After he became President of the Bibliographical Society he gave another stimulating address on the medical books printed before the close of the year 1480, its object being "to get an idea of the mental attitude of the profession of medicine from the character of the books printed." He had then been working on this subject for some time, and even amid the countless activities into which he threw himself during the war did not wholly neglect it. The description of the books was practically finished some time ago; whether the introduction, in which he aimed at clothing the bibliographical skeleton with flesh and blood, had been written is not yet known. He had over forty medical books of the fifteenth century in his own collection, and was forming a specialist library to illustrate the history of science, and of medicine in particular, on a strikingly original plan. Its completion should have been the occupation of a leisurely old age, but he loved his fellows too well to give himself any leisure, and left this for others to complete.
We welcome from America the first number of the new Dial.
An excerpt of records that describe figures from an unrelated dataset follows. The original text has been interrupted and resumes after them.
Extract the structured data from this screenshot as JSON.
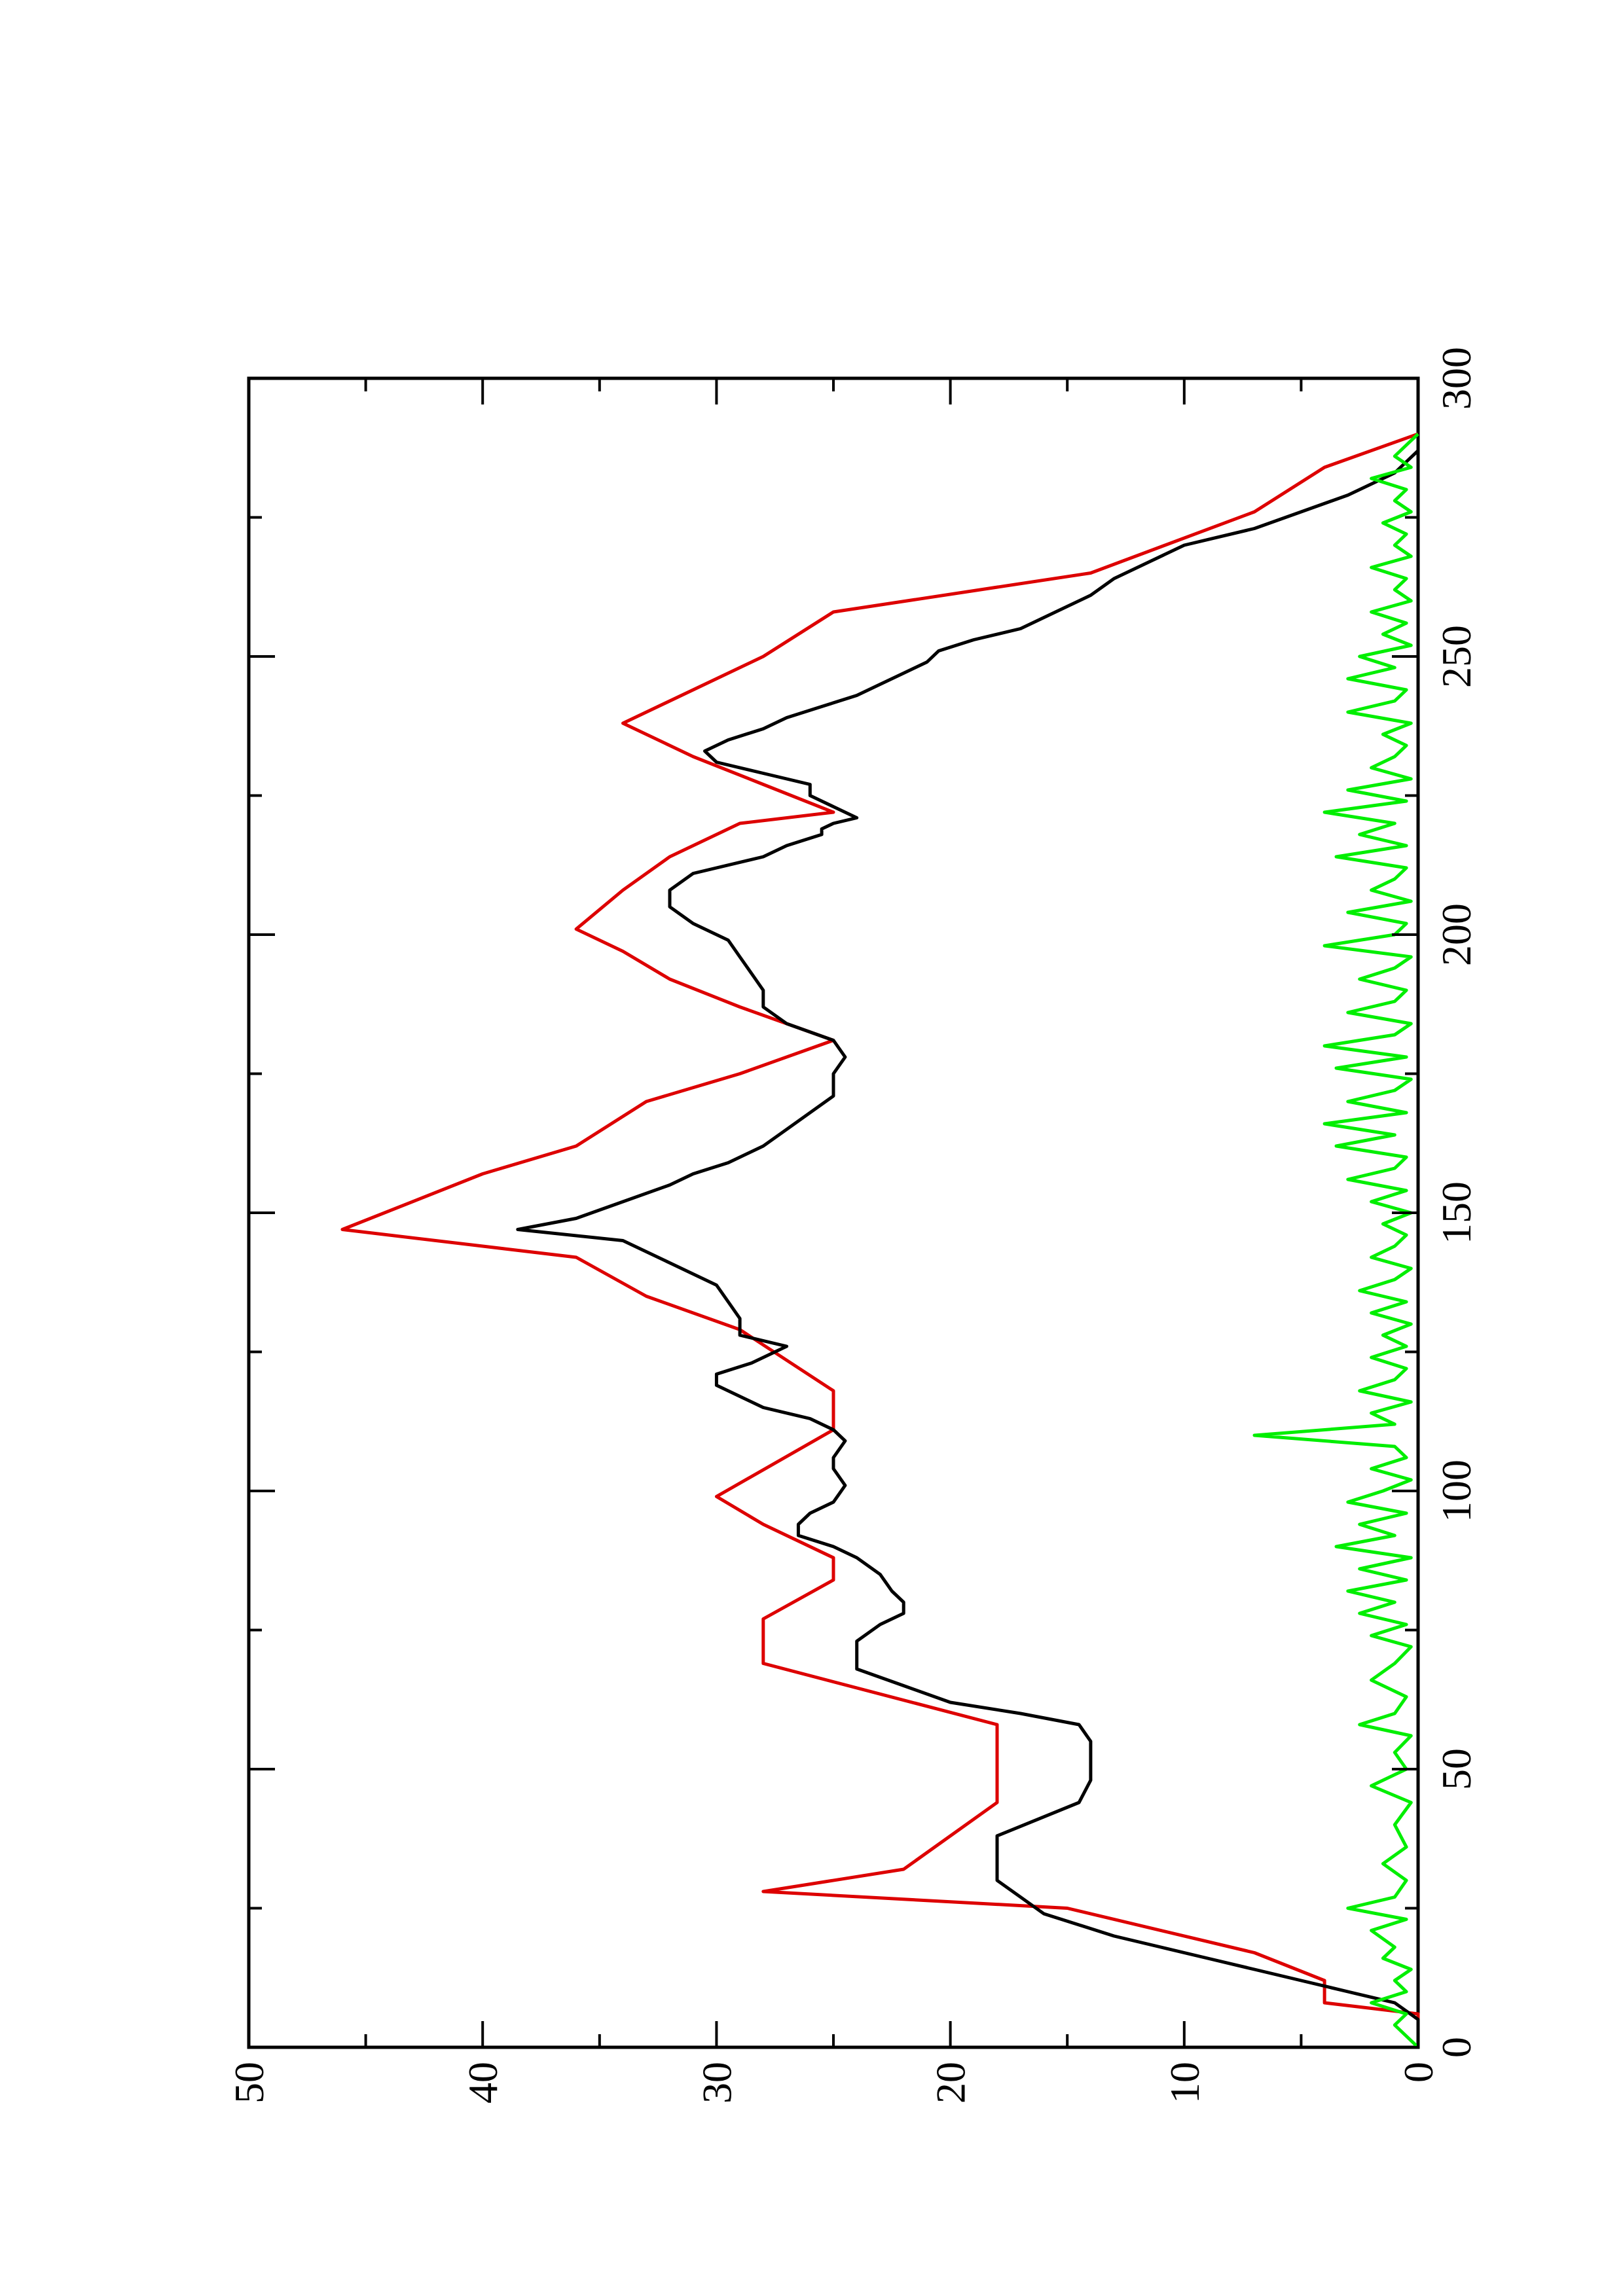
{
  "chart_data": {
    "type": "line",
    "title": "",
    "xlabel": "",
    "ylabel": "",
    "orientation": "rotated 90 degrees counter-clockwise on the page",
    "xlim": [
      0,
      300
    ],
    "ylim": [
      0,
      50
    ],
    "x_ticks": [
      "0",
      "50",
      "100",
      "150",
      "200",
      "250",
      "300"
    ],
    "y_ticks": [
      "0",
      "10",
      "20",
      "30",
      "40",
      "50"
    ],
    "grid": false,
    "legend": "none",
    "series": [
      {
        "color": "#dd0000",
        "style": "step",
        "x": [
          0,
          6,
          8,
          12,
          17,
          25,
          28,
          32,
          44,
          58,
          69,
          77,
          84,
          88,
          94,
          99,
          111,
          118,
          129,
          135,
          142,
          147,
          157,
          162,
          170,
          175,
          181,
          187,
          192,
          197,
          201,
          208,
          214,
          220,
          222,
          227,
          232,
          238,
          250,
          258,
          265,
          276,
          284,
          290
        ],
        "y": [
          0,
          0,
          4,
          4,
          7,
          15,
          28,
          22,
          18,
          18,
          28,
          28,
          25,
          25,
          28,
          30,
          25,
          25,
          29,
          33,
          36,
          46,
          40,
          36,
          33,
          29,
          25,
          29,
          32,
          34,
          36,
          34,
          32,
          29,
          25,
          28,
          31,
          34,
          28,
          25,
          14,
          7,
          4,
          0
        ]
      },
      {
        "color": "#000000",
        "style": "line",
        "x": [
          0,
          5,
          8,
          10,
          12,
          14,
          16,
          18,
          20,
          22,
          24,
          27,
          30,
          34,
          38,
          44,
          48,
          52,
          55,
          58,
          60,
          62,
          65,
          68,
          70,
          73,
          76,
          78,
          80,
          82,
          85,
          88,
          90,
          92,
          94,
          96,
          98,
          101,
          104,
          106,
          109,
          111,
          113,
          115,
          117,
          119,
          121,
          123,
          126,
          128,
          131,
          134,
          137,
          141,
          145,
          147,
          149,
          152,
          155,
          157,
          159,
          162,
          165,
          168,
          171,
          175,
          178,
          181,
          184,
          187,
          190,
          193,
          196,
          199,
          202,
          205,
          208,
          211,
          214,
          216,
          218,
          219,
          220,
          221,
          223,
          225,
          227,
          229,
          231,
          233,
          235,
          237,
          239,
          241,
          243,
          245,
          247,
          249,
          251,
          253,
          255,
          258,
          261,
          264,
          267,
          270,
          273,
          276,
          279,
          281,
          283,
          285,
          287,
          289,
          290
        ],
        "y": [
          0,
          0,
          1,
          3,
          5,
          7,
          9,
          11,
          13,
          14.5,
          16,
          17,
          18,
          18,
          18,
          14.5,
          14,
          14,
          14,
          14.5,
          17,
          20,
          22,
          24,
          24,
          24,
          23,
          22,
          22,
          22.5,
          23,
          24,
          25,
          26.5,
          26.5,
          26,
          25,
          24.5,
          25,
          25,
          24.5,
          25,
          26,
          28,
          29,
          30,
          30,
          28.5,
          27,
          29,
          29,
          29.5,
          30,
          32,
          34,
          38.5,
          36,
          34,
          32,
          31,
          29.5,
          28,
          27,
          26,
          25,
          25,
          24.5,
          25,
          27,
          28,
          28,
          28.5,
          29,
          29.5,
          31,
          32,
          32,
          31,
          28,
          27,
          25.5,
          25.5,
          25,
          24,
          25,
          26,
          26,
          28,
          30,
          30.5,
          29.5,
          28,
          27,
          25.5,
          24,
          23,
          22,
          21,
          20.5,
          19,
          17,
          15.5,
          14,
          13,
          11.5,
          10,
          7,
          5,
          3,
          2,
          1,
          0.5,
          0,
          0,
          0
        ]
      },
      {
        "color": "#00ee00",
        "style": "line",
        "x": [
          0,
          4,
          6,
          8,
          10,
          12,
          14,
          16,
          18,
          21,
          23,
          25,
          27,
          30,
          33,
          36,
          40,
          44,
          47,
          50,
          53,
          56,
          58,
          60,
          63,
          66,
          69,
          72,
          74,
          76,
          78,
          80,
          82,
          84,
          86,
          88,
          90,
          92,
          94,
          96,
          98,
          100,
          102,
          104,
          106,
          108,
          110,
          112,
          114,
          116,
          118,
          120,
          122,
          124,
          126,
          128,
          130,
          132,
          134,
          136,
          138,
          140,
          142,
          144,
          146,
          148,
          150,
          152,
          154,
          156,
          158,
          160,
          162,
          164,
          166,
          168,
          170,
          172,
          174,
          176,
          178,
          180,
          182,
          184,
          186,
          188,
          190,
          192,
          194,
          196,
          198,
          200,
          202,
          204,
          206,
          208,
          210,
          212,
          214,
          216,
          218,
          220,
          222,
          224,
          226,
          228,
          230,
          232,
          234,
          236,
          238,
          240,
          242,
          244,
          246,
          248,
          250,
          252,
          254,
          256,
          258,
          260,
          262,
          264,
          266,
          268,
          270,
          272,
          274,
          276,
          278,
          280,
          282,
          284,
          286,
          288,
          290
        ],
        "y": [
          0,
          1,
          0.5,
          2,
          0.5,
          1,
          0.3,
          1.5,
          1,
          2,
          0.5,
          3,
          1,
          0.5,
          1.5,
          0.5,
          1,
          0.3,
          2,
          0.5,
          1,
          0.3,
          2.5,
          1,
          0.5,
          2,
          1,
          0.3,
          2,
          0.5,
          2.5,
          1,
          3,
          0.5,
          2.5,
          0.3,
          3.5,
          1,
          2.5,
          0.5,
          3,
          1.5,
          0.3,
          2,
          0.5,
          1,
          7,
          1,
          2,
          0.3,
          2.5,
          1,
          0.5,
          2,
          0.5,
          1.5,
          0.3,
          2,
          0.5,
          2.5,
          1,
          0.3,
          2,
          1,
          0.5,
          1.5,
          0.3,
          2,
          0.5,
          3,
          1,
          0.5,
          3.5,
          1,
          4,
          0.5,
          3,
          1,
          0.3,
          3.5,
          0.5,
          4,
          1,
          0.3,
          3,
          1,
          0.5,
          2.5,
          1,
          0.3,
          4,
          1,
          0.5,
          3,
          0.3,
          2,
          1,
          0.5,
          3.5,
          0.5,
          2.5,
          1,
          4,
          0.5,
          3,
          0.3,
          2,
          1,
          0.5,
          1.5,
          0.3,
          3,
          1,
          0.5,
          3,
          1,
          2.5,
          0.3,
          1.5,
          0.5,
          2,
          0.3,
          1,
          0.5,
          2,
          0.3,
          1,
          0.5,
          1.5,
          0.3,
          1,
          0.5,
          2,
          0.3,
          1,
          0.5,
          0
        ]
      }
    ]
  }
}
The Dial was founded at Chicago in 1880 by Francis F. Browne. Until a few years ago it remained in the Browne family, who produced fortnightly a paper, sober, academic, and informative, somewhat resembling our Athenæum of Victorian days. A few years ago the paper changed hands: its offices were shifted to New York, and it has been at one time primarily an organ of rebellious literary youth, and at another a Radical political journal. The latest remodelling promises stability. The Dial appears as a purely literary and artistic monthly, in shape like one of our own monthly reviews, and typographically superior to most of them. We await its development with interest.